S1: Engagingly brooding show despite not being as smart or deep as it thinks, and not always being willing to earn what it wants to be
6 July 2014 | by bob the mooSee all my reviews

It is tough to approach television shows without getting absorbed in assumptions and expectations; it is a good problem to have because it is partly that we are very much living in a golden age of television shows, with very high standards and shows willing to take more risks. This is the reason why I try not to know more than I have to going in – if I hear more or less that something is good and it sounds interesting, then I'll go for it, but I prefer to take it as I find it, not as collective wisdom says it is. I do not mean this is a snobbish way, just the opposite in fact since it is clear that I am in the minority by only thinking this show was pretty good – the majority of viewers have almost total praise for it and the rating for the first season a close to a perfect 10 out of 10.

So it feels odd to have enjoyed a show but still be on the outside looking in for the mass audience slapping each other on the back with praise for how clever and deep they and everyone else is. This is how it feels though to read the comments from amateur and professional writers alike but, like I said, I should not worry how others see it but just focus on my own experience of it. From the very start this was one of engagement; the dark tone creating a sense of brooding violence and it sits well below the patient tone. While the dense dialogue and rather supernatural ramblings of Rust could have seen me laughing at it for its pretentiousness, it did not do this but actually it drew me in as I was curious to follow it and trusted it enough to go with it.

The quality of this delivery did a lot for the story because it felt dense, it felt satisfying and serious.
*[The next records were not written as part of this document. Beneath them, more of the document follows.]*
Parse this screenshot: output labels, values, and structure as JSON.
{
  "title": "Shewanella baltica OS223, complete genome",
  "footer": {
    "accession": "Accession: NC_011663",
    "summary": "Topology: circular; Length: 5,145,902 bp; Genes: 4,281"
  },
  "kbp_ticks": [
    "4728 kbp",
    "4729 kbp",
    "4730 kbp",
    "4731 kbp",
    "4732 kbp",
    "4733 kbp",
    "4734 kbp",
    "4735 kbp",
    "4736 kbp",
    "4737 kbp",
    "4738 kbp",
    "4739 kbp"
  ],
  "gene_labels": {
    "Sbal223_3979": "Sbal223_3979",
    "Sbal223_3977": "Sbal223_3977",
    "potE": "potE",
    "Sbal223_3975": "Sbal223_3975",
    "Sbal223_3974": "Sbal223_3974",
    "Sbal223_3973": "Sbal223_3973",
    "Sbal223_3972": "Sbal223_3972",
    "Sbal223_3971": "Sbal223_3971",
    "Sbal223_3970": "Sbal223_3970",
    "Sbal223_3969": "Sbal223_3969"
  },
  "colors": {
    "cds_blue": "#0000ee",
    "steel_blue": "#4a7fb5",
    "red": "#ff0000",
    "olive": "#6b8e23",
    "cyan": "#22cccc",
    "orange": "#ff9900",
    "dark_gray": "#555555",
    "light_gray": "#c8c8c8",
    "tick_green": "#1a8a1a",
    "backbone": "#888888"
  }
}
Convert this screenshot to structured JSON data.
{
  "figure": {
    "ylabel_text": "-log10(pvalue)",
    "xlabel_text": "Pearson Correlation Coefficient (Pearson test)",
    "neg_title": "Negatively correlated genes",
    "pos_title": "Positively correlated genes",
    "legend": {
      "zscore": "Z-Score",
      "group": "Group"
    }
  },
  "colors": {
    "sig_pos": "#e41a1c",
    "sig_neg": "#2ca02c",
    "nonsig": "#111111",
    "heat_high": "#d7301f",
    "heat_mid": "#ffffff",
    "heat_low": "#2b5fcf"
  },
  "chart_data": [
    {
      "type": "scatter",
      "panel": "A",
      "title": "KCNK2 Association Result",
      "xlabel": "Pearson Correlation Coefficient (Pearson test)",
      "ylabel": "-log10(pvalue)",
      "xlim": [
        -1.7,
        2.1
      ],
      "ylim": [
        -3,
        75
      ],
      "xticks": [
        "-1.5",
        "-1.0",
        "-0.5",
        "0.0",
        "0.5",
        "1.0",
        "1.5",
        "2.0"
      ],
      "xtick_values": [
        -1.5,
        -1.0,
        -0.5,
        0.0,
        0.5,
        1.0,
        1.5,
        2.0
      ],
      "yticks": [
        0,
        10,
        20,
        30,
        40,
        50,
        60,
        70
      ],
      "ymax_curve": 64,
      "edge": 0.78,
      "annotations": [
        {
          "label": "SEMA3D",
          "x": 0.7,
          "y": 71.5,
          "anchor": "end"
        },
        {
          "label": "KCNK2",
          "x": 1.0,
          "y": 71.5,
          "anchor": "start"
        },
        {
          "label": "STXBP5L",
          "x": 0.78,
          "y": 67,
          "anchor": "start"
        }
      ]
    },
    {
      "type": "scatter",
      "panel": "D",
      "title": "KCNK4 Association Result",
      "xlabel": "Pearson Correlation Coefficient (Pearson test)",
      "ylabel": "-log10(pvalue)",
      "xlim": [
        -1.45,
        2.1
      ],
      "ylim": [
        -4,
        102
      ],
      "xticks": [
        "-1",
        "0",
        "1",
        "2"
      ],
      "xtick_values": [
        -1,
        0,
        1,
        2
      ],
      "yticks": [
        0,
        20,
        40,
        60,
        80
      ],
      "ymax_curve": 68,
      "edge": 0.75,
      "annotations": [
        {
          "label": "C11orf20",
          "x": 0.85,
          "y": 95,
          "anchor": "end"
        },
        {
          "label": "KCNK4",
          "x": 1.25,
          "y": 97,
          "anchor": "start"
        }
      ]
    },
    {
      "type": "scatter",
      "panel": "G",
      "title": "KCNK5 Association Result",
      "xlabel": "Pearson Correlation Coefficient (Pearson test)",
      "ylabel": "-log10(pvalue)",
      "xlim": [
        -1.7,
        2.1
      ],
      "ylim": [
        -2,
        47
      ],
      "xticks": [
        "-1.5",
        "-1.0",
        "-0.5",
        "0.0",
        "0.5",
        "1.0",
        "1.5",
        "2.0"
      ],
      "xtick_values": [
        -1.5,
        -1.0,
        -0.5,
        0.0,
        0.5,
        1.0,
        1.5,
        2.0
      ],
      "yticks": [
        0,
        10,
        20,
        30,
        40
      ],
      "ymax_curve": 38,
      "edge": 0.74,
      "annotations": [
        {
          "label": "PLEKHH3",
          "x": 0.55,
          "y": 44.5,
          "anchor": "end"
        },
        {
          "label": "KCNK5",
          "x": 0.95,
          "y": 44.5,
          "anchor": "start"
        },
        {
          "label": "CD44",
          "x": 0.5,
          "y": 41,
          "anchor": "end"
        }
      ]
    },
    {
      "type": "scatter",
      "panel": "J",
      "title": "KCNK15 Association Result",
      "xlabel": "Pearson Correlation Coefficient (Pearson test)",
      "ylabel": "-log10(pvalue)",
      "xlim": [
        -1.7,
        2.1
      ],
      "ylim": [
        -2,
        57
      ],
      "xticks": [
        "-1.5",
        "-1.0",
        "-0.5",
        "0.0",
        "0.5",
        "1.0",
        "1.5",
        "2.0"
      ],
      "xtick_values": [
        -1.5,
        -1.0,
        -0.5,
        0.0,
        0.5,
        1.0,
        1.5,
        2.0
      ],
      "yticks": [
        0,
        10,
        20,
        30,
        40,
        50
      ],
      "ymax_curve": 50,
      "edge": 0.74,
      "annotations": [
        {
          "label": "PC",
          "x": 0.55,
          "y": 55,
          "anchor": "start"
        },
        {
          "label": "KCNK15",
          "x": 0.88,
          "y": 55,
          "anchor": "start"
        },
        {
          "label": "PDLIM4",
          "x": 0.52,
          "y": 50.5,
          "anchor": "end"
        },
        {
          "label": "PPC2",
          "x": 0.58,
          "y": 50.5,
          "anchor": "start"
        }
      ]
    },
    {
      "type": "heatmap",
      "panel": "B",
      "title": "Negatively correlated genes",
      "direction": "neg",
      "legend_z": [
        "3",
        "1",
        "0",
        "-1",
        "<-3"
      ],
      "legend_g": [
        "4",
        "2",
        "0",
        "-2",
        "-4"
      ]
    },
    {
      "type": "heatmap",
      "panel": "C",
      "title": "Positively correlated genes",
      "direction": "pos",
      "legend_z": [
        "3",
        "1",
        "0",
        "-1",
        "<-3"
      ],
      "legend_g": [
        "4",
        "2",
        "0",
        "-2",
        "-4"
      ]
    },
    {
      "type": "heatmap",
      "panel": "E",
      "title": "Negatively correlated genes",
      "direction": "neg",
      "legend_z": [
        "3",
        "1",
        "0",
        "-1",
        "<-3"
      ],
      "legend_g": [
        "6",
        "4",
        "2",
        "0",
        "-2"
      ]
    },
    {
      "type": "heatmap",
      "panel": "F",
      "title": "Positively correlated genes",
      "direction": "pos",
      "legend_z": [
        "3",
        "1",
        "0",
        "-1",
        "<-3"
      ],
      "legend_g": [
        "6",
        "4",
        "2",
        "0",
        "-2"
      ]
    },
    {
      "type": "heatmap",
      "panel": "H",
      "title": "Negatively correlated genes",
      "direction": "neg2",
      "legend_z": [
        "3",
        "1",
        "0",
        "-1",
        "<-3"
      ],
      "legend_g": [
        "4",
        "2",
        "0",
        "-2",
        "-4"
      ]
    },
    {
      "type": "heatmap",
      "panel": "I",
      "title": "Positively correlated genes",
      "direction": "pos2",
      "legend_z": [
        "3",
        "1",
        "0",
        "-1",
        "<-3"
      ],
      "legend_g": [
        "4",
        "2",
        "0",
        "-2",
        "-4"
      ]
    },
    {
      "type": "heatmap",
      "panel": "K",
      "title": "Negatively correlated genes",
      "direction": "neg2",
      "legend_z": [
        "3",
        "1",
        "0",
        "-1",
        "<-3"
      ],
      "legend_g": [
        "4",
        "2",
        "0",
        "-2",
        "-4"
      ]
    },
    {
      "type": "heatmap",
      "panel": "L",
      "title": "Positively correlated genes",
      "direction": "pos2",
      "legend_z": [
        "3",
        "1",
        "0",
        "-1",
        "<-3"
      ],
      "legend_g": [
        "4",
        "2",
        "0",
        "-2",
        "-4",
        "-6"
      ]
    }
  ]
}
The performances are very strong from the lead two and the depth of quality can be judged by how many names and faces you know down the supporting cast. This continues into the technical delivery as the show looks fantastic and the cinematography manages to make even a sunny day look like it is murky and filled with dread; and of course that famous 6-minute tracking shot is a masterclass in steadicam use and tension. Where I draw the line is refusing to buy every word of it, because frankly the material is not as smart or as deep as it thinks it is. It may be a grown-up detective show but ultimately it does play on familiar themes, it does forget things when it is convenient and it doesn't always have depth to the degree that it suggests it does – and this is a show that really leans on its seriousness.

Again, I did enjoy it for the brooding and serious nature, for the dense mystery that drew me in by working across such a long time and coming from both ends at the same time, however it does wear these things like a badge of honor and at times it feels like it wants to be a certain way without always earning it. It is engaging but it is imperfect and for sure you are best served by putting all the high praise out of your mind before you watch it.